A Third Way: Other Voices on School Reform
A new group has organized around the proposition that fixing D.C.'s schools will require nurturing and developing teachers -- not just threatening them with dismissal for failing to raise student test scores.
Teachers and Parents for Real Education Reform, which gathered at Nineteenth Street Baptist Church last night, was co-founded by a core of activists who agree with Chancellor Michelle A. Rhee that DCPS is in need of dramatic change. But they say that school reform requires a broader conversation than the one taking place between Rhee and the Washington Teachers Union (WTU) over a new labor contract.
"Our purpose this evening is to change the subject," said Kerry Sylvia, a social studies teacher at Cardozo and a co-founder of the group, which opposes Rhee's two-tier salary plan that weakens tenure protections in exchange for the highest salaries. Sylvia and other members believe it places too much unaccountable power in the hands of school principals and other administrators.
Sylvia and other co-founders, including Hart Middle School teacher Elizabeth Davis and parent advocate Margot Berkey, also say the labor talks have been virtually mute on the subject of developing the skills of teachers. They want a new contract to include stronger provisions for mentoring, professional development and a much clearer definition of what good teaching is supposed to look like.
The audience of about 100 heard from three major advocates of teacher development: outgoing Prince George's County Superintendent John Deasy, American Federation of Teachers president Randi Weingarten and Jen Whitman, a Montgomery County teacher who helps to run the school system's Peer Assistance Program.
Whitman, the least prominent of the three, was the most direct in questioning the District's commitment to raising teacher quality. "It seems that the leadership of D.C. schools is not moving in the direction of systematic support for teachers," she said, to a burst of applause.
She described the county's system of "consulting teachers," assigned to novice instructors or experienced ones who have received "below standard" evaluations from teachers. They receive counseling, classroom observations and intensive work with guidelines established by the National Board for Professional Teaching Standards.
Those that do not improve after two years are subject to dismissal. But until then, she said, "The idea is to grow the capacity of that individual."
Deasy, who soon will leave Prince George's to join the Bill and Melinda Gates Foundation, took pains to emphasize that he was not commenting on any aspect of Rhee's performance.
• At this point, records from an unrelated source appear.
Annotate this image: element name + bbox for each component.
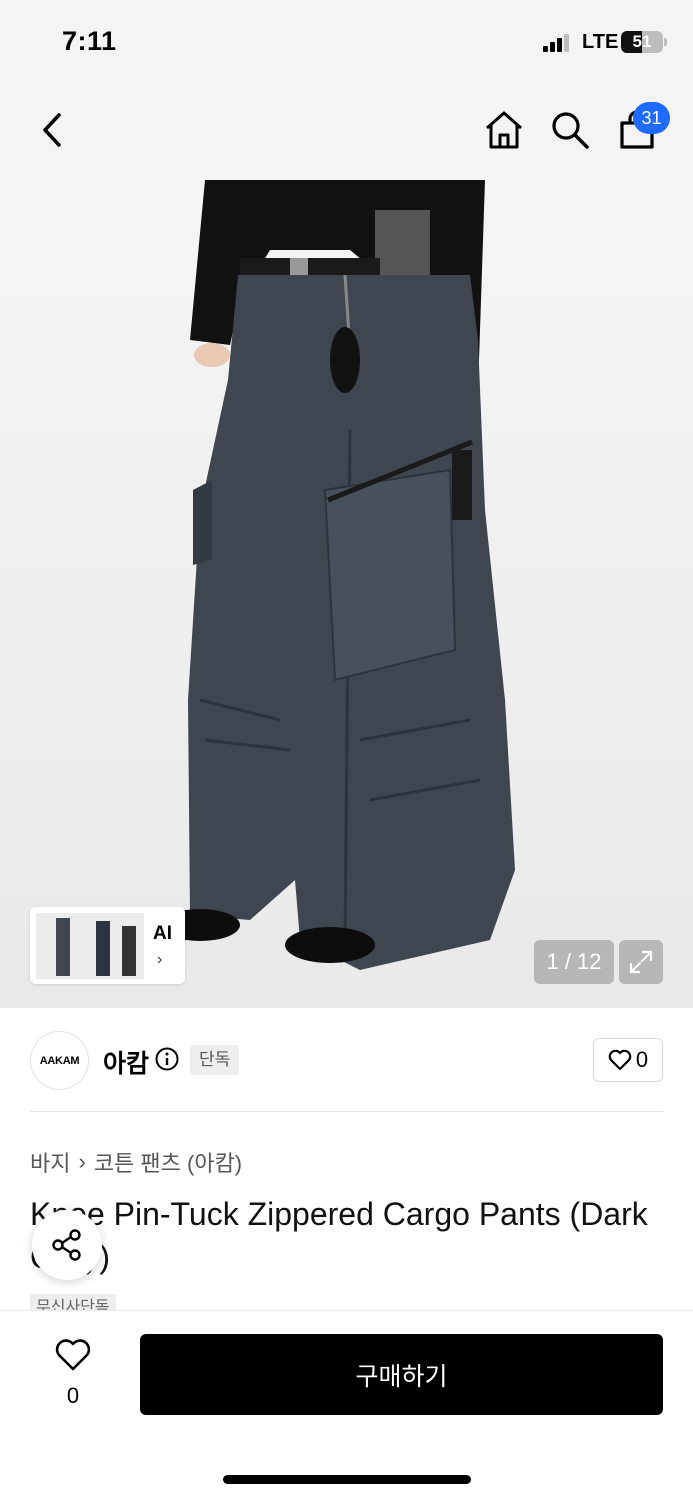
back-button[interactable] bbox=[22, 88, 82, 172]
heart-icon bbox=[608, 1049, 632, 1071]
brand-name[interactable]: 아캄 bbox=[103, 1044, 149, 1080]
home-button[interactable] bbox=[474, 88, 534, 172]
exclusive-badge: 단독 bbox=[190, 1045, 240, 1075]
similar-thumbnails bbox=[36, 912, 144, 979]
top-nav bbox=[0, 88, 693, 180]
status-bar: 7:11 LTE 51 bbox=[0, 0, 693, 88]
brand-like-button[interactable]: 0 bbox=[593, 1038, 663, 1082]
divider bbox=[30, 1111, 663, 1112]
home-indicator bbox=[223, 1475, 471, 1484]
share-icon bbox=[52, 1229, 81, 1261]
network-label: LTE bbox=[582, 31, 619, 53]
expand-icon bbox=[629, 950, 653, 974]
battery-level: 51 bbox=[632, 32, 652, 51]
brand-like-count: 0 bbox=[635, 1047, 649, 1072]
share-button[interactable] bbox=[32, 1210, 102, 1280]
battery-icon: 51 bbox=[621, 31, 663, 53]
product-photo bbox=[160, 180, 515, 970]
clock: 7:11 bbox=[62, 26, 117, 56]
info-icon[interactable] bbox=[155, 1047, 179, 1071]
chevron-right-icon: › bbox=[78, 1149, 86, 1174]
heart-icon bbox=[55, 1339, 91, 1371]
breadcrumb-subcategory[interactable]: 코튼 팬츠 (아캄) bbox=[94, 1146, 242, 1178]
search-icon bbox=[552, 112, 589, 149]
expand-button[interactable] bbox=[619, 940, 663, 984]
wishlist-button[interactable]: 0 bbox=[50, 1338, 96, 1409]
chevron-left-icon bbox=[43, 113, 61, 147]
breadcrumb-category[interactable]: 바지 bbox=[30, 1146, 70, 1178]
buy-button[interactable]: 구매하기 bbox=[140, 1334, 663, 1415]
ai-label: AI bbox=[153, 923, 172, 944]
wishlist-count: 0 bbox=[66, 1383, 80, 1408]
image-counter: 1 / 12 bbox=[534, 940, 614, 984]
search-button[interactable] bbox=[540, 88, 600, 172]
product-image[interactable] bbox=[0, 180, 693, 1008]
signal-icon bbox=[543, 34, 573, 52]
home-icon bbox=[486, 111, 522, 149]
breadcrumb: 바지 › 코튼 팬츠 (아캄) bbox=[30, 1146, 242, 1178]
brand-logo[interactable]: AAKAM bbox=[30, 1031, 89, 1090]
ai-similar-card[interactable]: AI › bbox=[30, 907, 185, 984]
chevron-right-icon: › bbox=[157, 951, 163, 968]
product-title: Knee Pin-Tuck Zippered Cargo Pants (Dark… bbox=[30, 1196, 648, 1275]
cart-count-badge: 31 bbox=[633, 102, 670, 134]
He said his administration placed a high priority on teacher development and what he called "reciprocal accountability." His message to teachers: "I can't hold you to a high standard if I haven't invested in your ability to do the work."
Weingarten said there have always been two ways of looking at reform. One is a "business model" which holds that "as long as someone cracks the whip a little bit harder, then achievement will soar." The other works to build the capacity of teachers and parents to serve the child.
Weingarten was also reluctant to address the specifics of Rhee's battle with the WTU, but strongly suggested that both parties need to find common ground in a system that holds teachers accountable for student achievement but also honors the craft of teaching. She said that with the Obama administration taking office, Washington's efforts at education reform will be more closely watched than ever before.
"The world beyond education wants it to work so badly here," she said. "We need models. We need models where it can work."